The road was quite deserted. Nobody in Lymstock is about after dark. The first few houses were just ahead, amongst them the ugly gabled building of the Women’s Institute. It loomed up in the dim starlight and something impelled me to go and have a look at it. I don’t know whether I had caught a faint glimpse of a stealthy figure flitting through the gate—if so, it must have been so indeterminate that it did not register in my conscious mind, but I did suddenly feel a kind of overweening curiosity about the place.

The gate was slightly ajar, and I pushed it open and walked in. A short path and four steps led up to the door.

I stood there a moment hesitating. What was I really doing there? I didn’t know, and then, suddenly, just near at hand, I caught the sound of a rustle. It sounded like a woman’s dress. I took a sharp turn and went round the corner of the building towards where the sound had come from.

I couldn’t see anybody. I went on and again turned a corner. I was at the back of the house now and suddenly I saw, only two feet away from me, an open window.

I crept up to it and listened. I could hear nothing, but somehow or other I felt convinced that there was someone inside.

My back wasn’t too good for acrobatics as yet, but I managed to hoist myself up and drop over the sill inside. I made rather a noise unfortunately.
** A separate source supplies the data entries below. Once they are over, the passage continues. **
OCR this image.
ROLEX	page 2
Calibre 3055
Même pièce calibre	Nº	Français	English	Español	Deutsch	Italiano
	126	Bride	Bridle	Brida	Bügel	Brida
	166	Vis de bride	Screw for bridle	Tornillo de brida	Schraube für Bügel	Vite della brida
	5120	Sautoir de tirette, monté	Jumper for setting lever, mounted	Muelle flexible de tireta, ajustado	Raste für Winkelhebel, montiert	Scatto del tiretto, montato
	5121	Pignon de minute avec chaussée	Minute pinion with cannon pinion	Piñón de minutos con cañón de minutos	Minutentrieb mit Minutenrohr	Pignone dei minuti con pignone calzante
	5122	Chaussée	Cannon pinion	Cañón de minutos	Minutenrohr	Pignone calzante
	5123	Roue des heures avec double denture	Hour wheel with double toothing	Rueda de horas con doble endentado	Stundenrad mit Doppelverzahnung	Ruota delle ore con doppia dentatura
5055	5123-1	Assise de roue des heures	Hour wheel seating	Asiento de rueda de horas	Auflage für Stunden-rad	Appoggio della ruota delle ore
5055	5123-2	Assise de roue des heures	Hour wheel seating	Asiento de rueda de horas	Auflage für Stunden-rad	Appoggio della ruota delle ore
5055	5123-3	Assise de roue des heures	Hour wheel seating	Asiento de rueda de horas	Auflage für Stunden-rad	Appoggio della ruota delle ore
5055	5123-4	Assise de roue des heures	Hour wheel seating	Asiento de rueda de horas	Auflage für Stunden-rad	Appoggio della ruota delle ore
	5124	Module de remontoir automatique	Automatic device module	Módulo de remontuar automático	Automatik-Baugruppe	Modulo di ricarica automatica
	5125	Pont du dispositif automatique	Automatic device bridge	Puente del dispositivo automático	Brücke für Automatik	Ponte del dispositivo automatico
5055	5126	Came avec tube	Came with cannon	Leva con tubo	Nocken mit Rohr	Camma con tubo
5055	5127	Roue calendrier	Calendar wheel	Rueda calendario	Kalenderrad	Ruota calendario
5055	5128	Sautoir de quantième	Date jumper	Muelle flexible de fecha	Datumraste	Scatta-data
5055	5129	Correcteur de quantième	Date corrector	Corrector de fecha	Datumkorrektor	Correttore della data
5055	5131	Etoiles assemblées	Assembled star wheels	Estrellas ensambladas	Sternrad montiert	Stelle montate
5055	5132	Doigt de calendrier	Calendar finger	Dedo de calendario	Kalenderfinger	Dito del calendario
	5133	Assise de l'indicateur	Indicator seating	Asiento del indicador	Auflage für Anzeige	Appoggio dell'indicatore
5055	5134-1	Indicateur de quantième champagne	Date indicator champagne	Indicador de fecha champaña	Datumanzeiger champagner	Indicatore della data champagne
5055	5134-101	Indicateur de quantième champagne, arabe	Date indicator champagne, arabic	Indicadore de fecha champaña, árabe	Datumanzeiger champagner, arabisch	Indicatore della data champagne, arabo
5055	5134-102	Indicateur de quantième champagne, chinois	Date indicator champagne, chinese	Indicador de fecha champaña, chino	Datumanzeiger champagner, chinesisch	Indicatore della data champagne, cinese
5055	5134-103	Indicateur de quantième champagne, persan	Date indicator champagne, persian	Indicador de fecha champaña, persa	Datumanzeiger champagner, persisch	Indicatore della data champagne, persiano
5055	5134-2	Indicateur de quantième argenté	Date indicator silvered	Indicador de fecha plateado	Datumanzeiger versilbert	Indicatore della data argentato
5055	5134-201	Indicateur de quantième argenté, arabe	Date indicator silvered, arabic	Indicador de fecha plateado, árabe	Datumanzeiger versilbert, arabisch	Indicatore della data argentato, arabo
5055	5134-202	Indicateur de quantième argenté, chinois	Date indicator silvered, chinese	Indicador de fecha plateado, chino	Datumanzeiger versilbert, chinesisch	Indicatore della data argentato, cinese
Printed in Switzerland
I stood just inside the window listening. Then I walked forward, my hands outstretched. I heard then the faintest sound ahead of me to my right.

I had a torch in my pocket and I switched it on.

Immediately a low, sharp voice said: “Put that out.”

I obeyed instantly, for in that brief second I had recognized Superintendent Nash.

I felt him take my arm and propel me through a door and into a passage. Here, where there was no window to betray our presence to anyone outside, he switched on a lamp and looked at me more in sorrow than in anger.

“You would have to butt in just that minute, Mr. Burton.”

“Sorry,” I apologized. “But I got a hunch that I was on to something.”

“And so you were probably. Did you see anyone?”

I hesitated.

“I’m not sure,” I said slowly. “I’ve got a vague feeling I saw someone sneak in through the front gate but I didn’t really see anyone. Then I heard a rustle round the side of the house.”

Nash nodded.

“That’s right. Somebody came round the house before you. They hesitated by the window, then went on quickly—heard you, I expect.”

I apologized again. “What’s the big idea?” I asked.

Nash said:

“I’m banking on the fact that an anonymous letter writer can’t stop writing letters. She may know it’s dangerous, but she’ll have to do it. It’s like a craving for drink or drugs.”

I nodded.

“Now you see, Mr. Burton, I fancy whoever it is will want to keep the letters looking the same as much as possible. She’s got the cut-out pages of that book, and can go on using letters and words cut out of them. But the envelopes present a difficulty. She’ll want to type them on the same machine. She can’t risk using another typewriter or her own handwriting.”

“Do you really think she’ll go on with the game?” I asked incredulously.

“Yes, I do. And I’ll bet you anything you like she’s full of confidence. They’re always vain as hell, these people! Well, then, I figured out that whoever it was would come to the Institute after dark so as to get at the typewriter.”

“Miss Ginch,” I said.

“Maybe.”

“You don’t know yet?”

“I don’t know.”

“But you suspect?”

“Yes. But somebody’s very cunning, Mr. Burton. Somebody knows all the tricks of the game.”

I could imagine some of the network that Nash had spread abroad. I had no doubt that every letter written by a suspect and posted or left by hand was immediately inspected. Sooner or later the criminal would slip up, would grow careless.

For the third time I apologized for my zealous and unwanted presence.